O zaman, tekrar, ülkeler kriz bittikten ve borçlar ödendikten sonra kendi kötü yollarına dönmekte serbest olduklarından, gümrük vergileri reformu tersine çevi­rebilir. Ülkeler gümrük vergisi azaltmalarını, Dünya Ticaret Örgütü'nde yaptıkla­rı gibi, IMF programları çerçevesine "bağlamazlar". Aynı şekilde ithalat vergisi azaltmaları, bir istikrar (stabilizasyon) krizi tekrar ettiği zaman tersine çevrilebilir ve gümrük vergileri gelirleri artırmak için yeniden konur. Öğrencim Ravi Yatawa-ra -ki "ticaret politikası makası (değişiklikleri)" adını verdiği şey üzerinde çalıştı-IMF'den borç alan birkaç ülkenin bu tür gümrük vergisi geriye çevirişlerinin bir­kaç örneğini belgelemektedir. Meselâ, Uruguay 1971'de önceki yıl başlayan bir IMF programı esnasında ticarette korumacılığı artırdı ve bir yıl sonra başka bir kredi dilimi almayı becerdi. Kenya'nın 1977'deki liberalizasyonu 1979'da geriye çevrildi- ki aynı yıl (1979) IMF ile bir başka düzenlemeye müzakere etmekteydi. 

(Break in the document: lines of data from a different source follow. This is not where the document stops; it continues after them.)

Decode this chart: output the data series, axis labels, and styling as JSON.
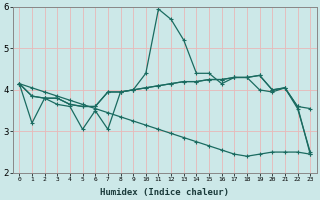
{
  "xlabel": "Humidex (Indice chaleur)",
  "ylabel": "",
  "xlim": [
    -0.5,
    23.5
  ],
  "ylim": [
    2,
    6
  ],
  "xticks": [
    0,
    1,
    2,
    3,
    4,
    5,
    6,
    7,
    8,
    9,
    10,
    11,
    12,
    13,
    14,
    15,
    16,
    17,
    18,
    19,
    20,
    21,
    22,
    23
  ],
  "yticks": [
    2,
    3,
    4,
    5,
    6
  ],
  "bg_color": "#cce8e8",
  "grid_color": "#e8b8b8",
  "line_color": "#1a6b60",
  "line1_y": [
    4.15,
    3.2,
    3.8,
    3.65,
    3.6,
    3.05,
    3.5,
    3.05,
    3.95,
    4.0,
    4.4,
    5.95,
    5.7,
    5.2,
    4.4,
    4.4,
    4.15,
    4.3,
    4.3,
    4.0,
    3.95,
    4.05,
    3.55,
    2.5
  ],
  "line2_y": [
    4.15,
    3.85,
    3.8,
    3.8,
    3.65,
    3.6,
    3.6,
    3.95,
    3.95,
    4.0,
    4.05,
    4.1,
    4.15,
    4.2,
    4.2,
    4.25,
    4.25,
    4.3,
    4.3,
    4.35,
    4.0,
    4.05,
    3.6,
    3.55
  ],
  "line3_y": [
    4.15,
    3.85,
    3.8,
    3.8,
    3.65,
    3.6,
    3.6,
    3.95,
    3.95,
    4.0,
    4.05,
    4.1,
    4.15,
    4.2,
    4.2,
    4.25,
    4.25,
    4.3,
    4.3,
    4.35,
    4.0,
    4.05,
    3.6,
    2.45
  ],
  "line4_y": [
    4.15,
    4.05,
    3.95,
    3.85,
    3.75,
    3.65,
    3.55,
    3.45,
    3.35,
    3.25,
    3.15,
    3.05,
    2.95,
    2.85,
    2.75,
    2.65,
    2.55,
    2.45,
    2.4,
    2.45,
    2.5,
    2.5,
    2.5,
    2.45
  ],
  "marker": "+",
  "markersize": 3,
  "linewidth": 0.9
}
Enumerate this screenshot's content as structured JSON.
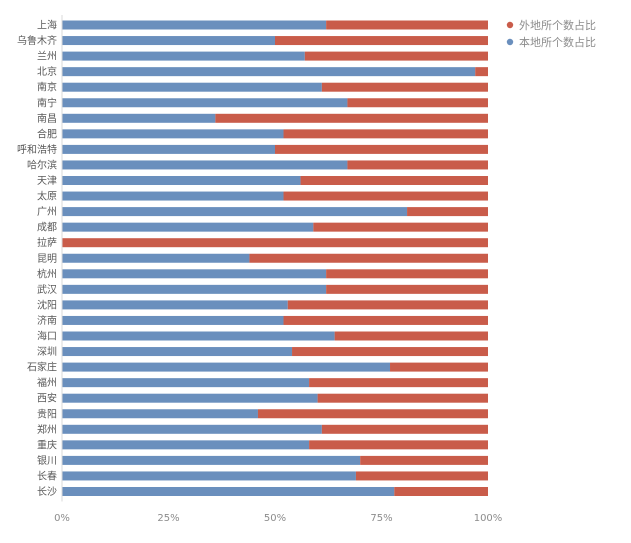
{
  "chart_data": {
    "type": "bar",
    "orientation": "horizontal",
    "stacked": "percent",
    "categories": [
      "上海",
      "乌鲁木齐",
      "兰州",
      "北京",
      "南京",
      "南宁",
      "南昌",
      "合肥",
      "呼和浩特",
      "哈尔滨",
      "天津",
      "太原",
      "广州",
      "成都",
      "拉萨",
      "昆明",
      "杭州",
      "武汉",
      "沈阳",
      "济南",
      "海口",
      "深圳",
      "石家庄",
      "福州",
      "西安",
      "贵阳",
      "郑州",
      "重庆",
      "银川",
      "长春",
      "长沙"
    ],
    "series": [
      {
        "name": "本地所个数占比",
        "color": "#6a8fbd",
        "values": [
          0.62,
          0.5,
          0.57,
          0.97,
          0.61,
          0.67,
          0.36,
          0.52,
          0.5,
          0.67,
          0.56,
          0.52,
          0.81,
          0.59,
          0.0,
          0.44,
          0.62,
          0.62,
          0.53,
          0.52,
          0.64,
          0.54,
          0.77,
          0.58,
          0.6,
          0.46,
          0.61,
          0.58,
          0.7,
          0.69,
          0.78
        ]
      },
      {
        "name": "外地所个数占比",
        "color": "#c95c4a",
        "values": [
          0.38,
          0.5,
          0.43,
          0.03,
          0.39,
          0.33,
          0.64,
          0.48,
          0.5,
          0.33,
          0.44,
          0.48,
          0.19,
          0.41,
          1.0,
          0.56,
          0.38,
          0.38,
          0.47,
          0.48,
          0.36,
          0.46,
          0.23,
          0.42,
          0.4,
          0.54,
          0.39,
          0.42,
          0.3,
          0.31,
          0.22
        ]
      }
    ],
    "legend_order": [
      1,
      0
    ],
    "xlim": [
      0,
      1
    ],
    "xticks": [
      "0%",
      "25%",
      "50%",
      "75%",
      "100%"
    ],
    "legend_position": "top-right",
    "grid": false
  }
}
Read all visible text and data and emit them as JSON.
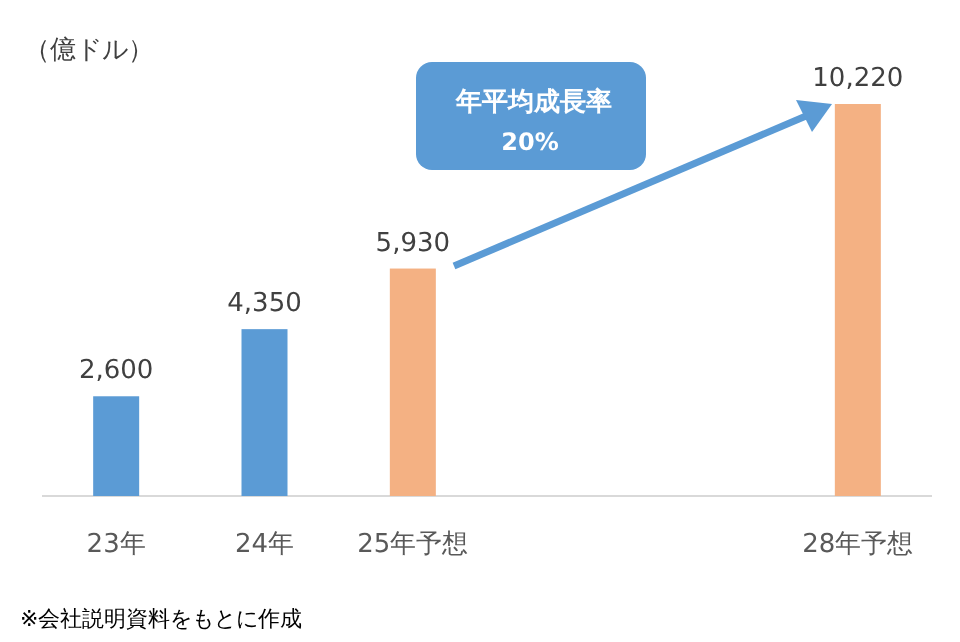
{
  "chart_data": {
    "type": "bar",
    "ylabel": "（億ドル）",
    "categories": [
      "23年",
      "24年",
      "25年予想",
      null,
      null,
      "28年予想"
    ],
    "values": [
      2600,
      4350,
      5930,
      null,
      null,
      10220
    ],
    "colors": [
      "#5b9bd5",
      "#5b9bd5",
      "#f4b183",
      null,
      null,
      "#f4b183"
    ],
    "value_labels": [
      "2,600",
      "4,350",
      "5,930",
      null,
      null,
      "10,220"
    ],
    "annotations": [
      "年平均成長率",
      "20%",
      "※会社説明資料をもとに作成"
    ]
  }
}
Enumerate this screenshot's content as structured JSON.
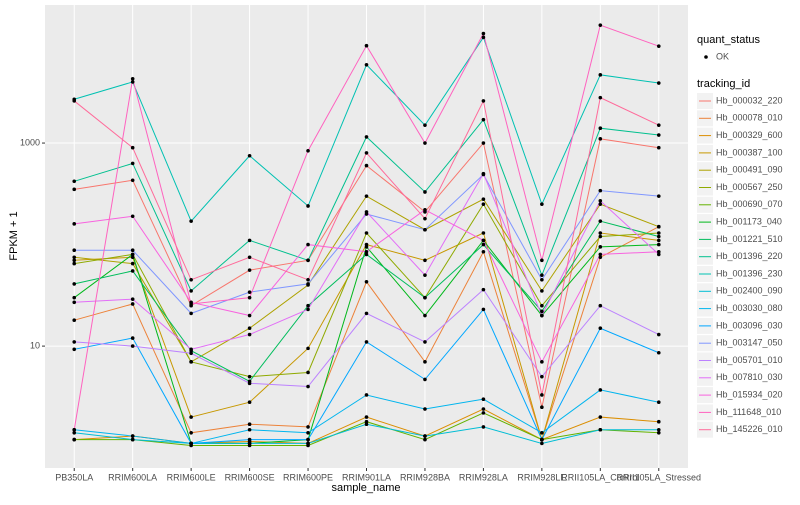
{
  "chart_data": {
    "type": "line",
    "x_label": "sample_name",
    "y_label": "FPKM + 1",
    "categories": [
      "PB350LA",
      "RRIM600LA",
      "RRIM600LE",
      "RRIM600SE",
      "RRIM600PE",
      "RRIM901LA",
      "RRIM928BA",
      "RRIM928LA",
      "RRIM928LE",
      "RRII105LA_Control",
      "RRII105LA_Stressed"
    ],
    "log_y": true,
    "grid": true,
    "ylim": [
      0.63,
      22900
    ],
    "yticks": [
      10,
      1000
    ],
    "status_legend": {
      "title": "quant_status",
      "labels": [
        "OK"
      ]
    },
    "legend_title": "tracking_id",
    "series": [
      {
        "name": "Hb_000032_220",
        "color": "#F8766D",
        "values": [
          350,
          430,
          25,
          56,
          70,
          600,
          210,
          1000,
          2.5,
          1100,
          900
        ]
      },
      {
        "name": "Hb_000078_010",
        "color": "#EC8239",
        "values": [
          18,
          26,
          1.4,
          1.7,
          1.6,
          43,
          7,
          85,
          1.2,
          75,
          150
        ]
      },
      {
        "name": "Hb_000329_600",
        "color": "#DB8E00",
        "values": [
          1.2,
          1.3,
          1.1,
          1.15,
          1.1,
          2.0,
          1.3,
          2.4,
          1.2,
          2.0,
          1.8
        ]
      },
      {
        "name": "Hb_000387_100",
        "color": "#C79800",
        "values": [
          70,
          75,
          2.0,
          2.8,
          9.5,
          100,
          70,
          130,
          1.2,
          130,
          110
        ]
      },
      {
        "name": "Hb_000491_090",
        "color": "#AEA200",
        "values": [
          75,
          65,
          7,
          15,
          40,
          300,
          140,
          280,
          35,
          250,
          150
        ]
      },
      {
        "name": "Hb_000567_250",
        "color": "#8FAA00",
        "values": [
          65,
          80,
          7,
          5,
          5.5,
          130,
          30,
          250,
          25,
          120,
          130
        ]
      },
      {
        "name": "Hb_000690_070",
        "color": "#64B200",
        "values": [
          1.2,
          1.2,
          1.05,
          1.05,
          1.05,
          1.8,
          1.2,
          2.2,
          1.2,
          1.5,
          1.4
        ]
      },
      {
        "name": "Hb_001173_040",
        "color": "#00B81B",
        "values": [
          30,
          80,
          1.1,
          1.1,
          1.2,
          95,
          20,
          110,
          20,
          95,
          100
        ]
      },
      {
        "name": "Hb_001221_510",
        "color": "#00BD5C",
        "values": [
          41,
          55,
          9,
          4.5,
          25,
          80,
          30,
          100,
          22,
          170,
          120
        ]
      },
      {
        "name": "Hb_001396_220",
        "color": "#00C08E",
        "values": [
          420,
          630,
          35,
          110,
          70,
          1150,
          330,
          1700,
          50,
          1400,
          1200
        ]
      },
      {
        "name": "Hb_001396_230",
        "color": "#00C1B2",
        "values": [
          2700,
          4000,
          170,
          750,
          240,
          5900,
          1500,
          11000,
          250,
          4700,
          3900
        ]
      },
      {
        "name": "Hb_002400_090",
        "color": "#00BDD4",
        "values": [
          1.4,
          1.2,
          1.1,
          1.1,
          1.1,
          1.7,
          1.3,
          1.6,
          1.1,
          1.5,
          1.5
        ]
      },
      {
        "name": "Hb_003030_080",
        "color": "#00B5EE",
        "values": [
          1.5,
          1.3,
          1.1,
          1.5,
          1.4,
          3.3,
          2.4,
          3.0,
          1.4,
          3.7,
          2.8
        ]
      },
      {
        "name": "Hb_003096_030",
        "color": "#00A7FF",
        "values": [
          9.3,
          12,
          1.1,
          1.2,
          1.2,
          11,
          4.7,
          23,
          1.2,
          15,
          8.6
        ]
      },
      {
        "name": "Hb_003147_050",
        "color": "#7F96FF",
        "values": [
          88,
          88,
          21,
          34,
          41,
          200,
          140,
          490,
          45,
          340,
          300
        ]
      },
      {
        "name": "Hb_005701_010",
        "color": "#BC81FF",
        "values": [
          11,
          10,
          8.5,
          4.3,
          4.0,
          21,
          11,
          36,
          5.0,
          25,
          13
        ]
      },
      {
        "name": "Hb_007810_030",
        "color": "#E26EF7",
        "values": [
          27,
          29,
          9.3,
          13,
          23,
          210,
          50,
          500,
          20,
          270,
          80
        ]
      },
      {
        "name": "Hb_015934_020",
        "color": "#F863DF",
        "values": [
          160,
          190,
          27,
          20,
          100,
          85,
          220,
          110,
          7,
          80,
          85
        ]
      },
      {
        "name": "Hb_111648_010",
        "color": "#FF62BF",
        "values": [
          1.5,
          4300,
          26,
          30,
          840,
          9100,
          1000,
          12000,
          70,
          14500,
          9000
        ]
      },
      {
        "name": "Hb_145226_010",
        "color": "#FF6A9A",
        "values": [
          2600,
          900,
          45,
          75,
          45,
          800,
          180,
          2600,
          3.3,
          2800,
          1500
        ]
      }
    ]
  }
}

Dahası, emek-yoğun ürünlere karşı nispeten yüksek ticaret bariyerleri genel­likle (zengin ülkelerin) kötülüğünün değil fakat basit politik ekonominin ürünü­dür. Gerçekte tek taraflı ticaret bariyeri azaltmaları hiç karşılaşılmayan bir durum değildir ve yeni kitabım Going Alone: The Casefor Relaxed Reciprocity in Free-ing Trade'de (Yalnız Yolculuk: Ticareti Serbestleştirmede Gevşetilmiş Mütekabi­liyet Durumu) (MİT Press, Temmuz) bu tür tek taraflı azaltmaları savaş sonrası dönemde birçok ülke ve birkaç sektör açısından belgelemekteyim. Fakat geliş­mekte olan ülkelerin zamanın ekonomik ideolojisi tarafından (bu uygulamadan) muaf tutulduğu gerçeği ortadadır. Söz konusu ideoloji, bu ülkeleri, savaştan sonra ardarda yapılan çok taraflı ticaret müzakerelerinde -ki bu müzakereler ticaretin önündeki bariyerleri azaltmıştır- ticarî taviz vermek mecburiyetinden kurtaran "özel ve farklı" bir muameleyi kapsamaktaydı. Fakir ülkelerin mütekabil tavizlerine ula­şamayan (kendilerine bu tavizler tanınmayan) zengin ülkeler tekstil ve konfeksi­yondan ziyade makineler, kimyasallar ve mamul mallar gibi kendilerini daha çok ilgilendiren ürünlerde liberalizasyon üzerinde yoğunlaştılar. 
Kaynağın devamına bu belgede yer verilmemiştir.